[GRASS-dev] Re: [GRASS GIS] #104: saving display to tiff or ppm garbled when NVIZ is not top window

Glynn Clements glynn at gclements.plus.com
Thu Apr 3 18:16:45 EDT 2008


GRASS GIS wrote:

> #104: saving display to tiff or ppm garbled when NVIZ is not top window

> Comment (by msieczka):
> 
>  Replying to [comment:15 glynn]:
> 
> > Can you try the [http://trac.osgeo.org/grass/attachment/ticket/104/
> > do_zoom-error.diff patch]. It installs an error handler which
> > (hopefully) prevents the error from terminating the program.
> 
>  I'm sorry but it does not improve anything for me.

I've submitted an updated patch. If it doesn't work, can you try to
debug it? Specifically, does the error handler get invoked?

[BTW, a note about patching NVIZ: running "make" in the
visualisation/nviz/src directory doesn't install the updated
executable; you have to run "make" in visualisation/nviz.]

The fact that the program terminates is apparently down to the default
error handler. It should be possible to prevent this from terminating
the program; most X applications don't terminate upon error, nor
(AFAICT) does Tk terminate for X errors which it understands.

> Oh well, maybe it is just something about my setup.

I asked on the X.org list, and apparently all DRI-based drivers will
behave this way, regardless of whether or not DRI is actually used. It
doesn't affect the "nv" driver or Cygwin's XWin.exe as those only have
software OpenGL rendering, and the "nvidia" driver has its own
hardware rendering mechanism via nVidia's libGL.

Essentially, the current DRI-based drivers cannot render to a
GLXPixmap, but you can use a GLXPixmap with the
GLX_EXT_texture_from_pixmap extension (which is essentially the sole
reason why glXCreateGLXPixmap() doesn't just fail).

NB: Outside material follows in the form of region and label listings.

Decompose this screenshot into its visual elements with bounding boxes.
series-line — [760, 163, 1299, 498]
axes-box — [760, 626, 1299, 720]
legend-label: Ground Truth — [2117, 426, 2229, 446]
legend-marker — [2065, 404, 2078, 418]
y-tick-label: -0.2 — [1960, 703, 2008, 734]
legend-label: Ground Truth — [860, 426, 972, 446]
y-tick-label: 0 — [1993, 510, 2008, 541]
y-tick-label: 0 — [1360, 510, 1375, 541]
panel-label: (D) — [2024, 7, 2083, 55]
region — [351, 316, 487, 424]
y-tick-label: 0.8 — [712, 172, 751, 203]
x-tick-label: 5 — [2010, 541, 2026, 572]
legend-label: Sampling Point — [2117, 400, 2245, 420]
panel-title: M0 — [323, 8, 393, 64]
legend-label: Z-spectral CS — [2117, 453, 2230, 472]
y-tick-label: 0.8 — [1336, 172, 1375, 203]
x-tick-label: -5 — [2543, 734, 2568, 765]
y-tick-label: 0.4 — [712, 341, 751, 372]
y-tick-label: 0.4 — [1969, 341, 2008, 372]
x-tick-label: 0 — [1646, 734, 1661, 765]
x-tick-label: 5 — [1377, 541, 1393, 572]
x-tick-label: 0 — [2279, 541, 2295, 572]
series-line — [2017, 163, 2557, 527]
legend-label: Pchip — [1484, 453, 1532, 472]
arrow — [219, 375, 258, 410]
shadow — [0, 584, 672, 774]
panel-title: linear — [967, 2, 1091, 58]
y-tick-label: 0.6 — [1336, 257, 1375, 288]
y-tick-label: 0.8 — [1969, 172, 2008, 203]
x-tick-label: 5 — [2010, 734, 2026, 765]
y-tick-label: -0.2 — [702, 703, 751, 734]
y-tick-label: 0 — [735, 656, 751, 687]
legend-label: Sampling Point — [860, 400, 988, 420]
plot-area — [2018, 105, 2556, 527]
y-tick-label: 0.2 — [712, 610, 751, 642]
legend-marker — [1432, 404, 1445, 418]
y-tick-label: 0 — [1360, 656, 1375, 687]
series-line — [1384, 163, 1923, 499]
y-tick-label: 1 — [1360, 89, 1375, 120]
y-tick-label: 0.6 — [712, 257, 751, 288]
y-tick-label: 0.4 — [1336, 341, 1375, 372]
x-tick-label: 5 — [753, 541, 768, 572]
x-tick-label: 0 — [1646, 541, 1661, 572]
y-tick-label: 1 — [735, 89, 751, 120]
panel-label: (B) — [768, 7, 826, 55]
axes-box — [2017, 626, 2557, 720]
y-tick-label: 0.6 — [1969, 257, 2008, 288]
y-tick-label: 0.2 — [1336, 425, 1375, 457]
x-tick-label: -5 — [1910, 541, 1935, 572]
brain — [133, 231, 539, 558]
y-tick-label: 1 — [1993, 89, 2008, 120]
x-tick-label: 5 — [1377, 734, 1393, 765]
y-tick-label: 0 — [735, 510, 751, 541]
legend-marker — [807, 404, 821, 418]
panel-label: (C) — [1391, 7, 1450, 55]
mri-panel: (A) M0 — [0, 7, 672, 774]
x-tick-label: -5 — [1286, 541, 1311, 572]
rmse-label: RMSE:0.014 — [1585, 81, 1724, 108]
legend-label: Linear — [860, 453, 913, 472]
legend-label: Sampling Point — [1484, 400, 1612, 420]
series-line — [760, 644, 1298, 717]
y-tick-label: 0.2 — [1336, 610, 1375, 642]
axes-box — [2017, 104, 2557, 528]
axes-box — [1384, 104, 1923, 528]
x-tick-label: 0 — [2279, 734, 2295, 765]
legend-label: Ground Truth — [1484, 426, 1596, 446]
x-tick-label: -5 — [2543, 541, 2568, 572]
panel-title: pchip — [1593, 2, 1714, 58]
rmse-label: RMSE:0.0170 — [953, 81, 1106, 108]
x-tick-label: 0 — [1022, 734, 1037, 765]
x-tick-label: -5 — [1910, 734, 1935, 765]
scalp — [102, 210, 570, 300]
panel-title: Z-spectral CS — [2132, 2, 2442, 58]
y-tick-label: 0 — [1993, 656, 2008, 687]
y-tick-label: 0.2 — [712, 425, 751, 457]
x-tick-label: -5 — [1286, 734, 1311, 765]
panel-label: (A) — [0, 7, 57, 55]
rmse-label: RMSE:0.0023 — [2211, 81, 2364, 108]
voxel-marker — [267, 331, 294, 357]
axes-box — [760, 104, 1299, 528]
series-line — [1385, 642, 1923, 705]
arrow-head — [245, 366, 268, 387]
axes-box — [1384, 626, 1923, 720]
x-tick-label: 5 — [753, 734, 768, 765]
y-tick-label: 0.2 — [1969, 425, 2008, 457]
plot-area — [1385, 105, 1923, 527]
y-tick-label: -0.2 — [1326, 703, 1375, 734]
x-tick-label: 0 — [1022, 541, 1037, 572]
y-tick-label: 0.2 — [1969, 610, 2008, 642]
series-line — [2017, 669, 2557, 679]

IOW, if we want to be able to test whether we can use a GLXPixmap
(without killing the program if we can't), we have to prevent the
GLXBadContext error from terminating the program.

I'm rather limited in my ability to test this as I don't have any
hardware which uses DRI-based drivers (it's all either software-only
or nVidia's non-DRI-based hardware driver).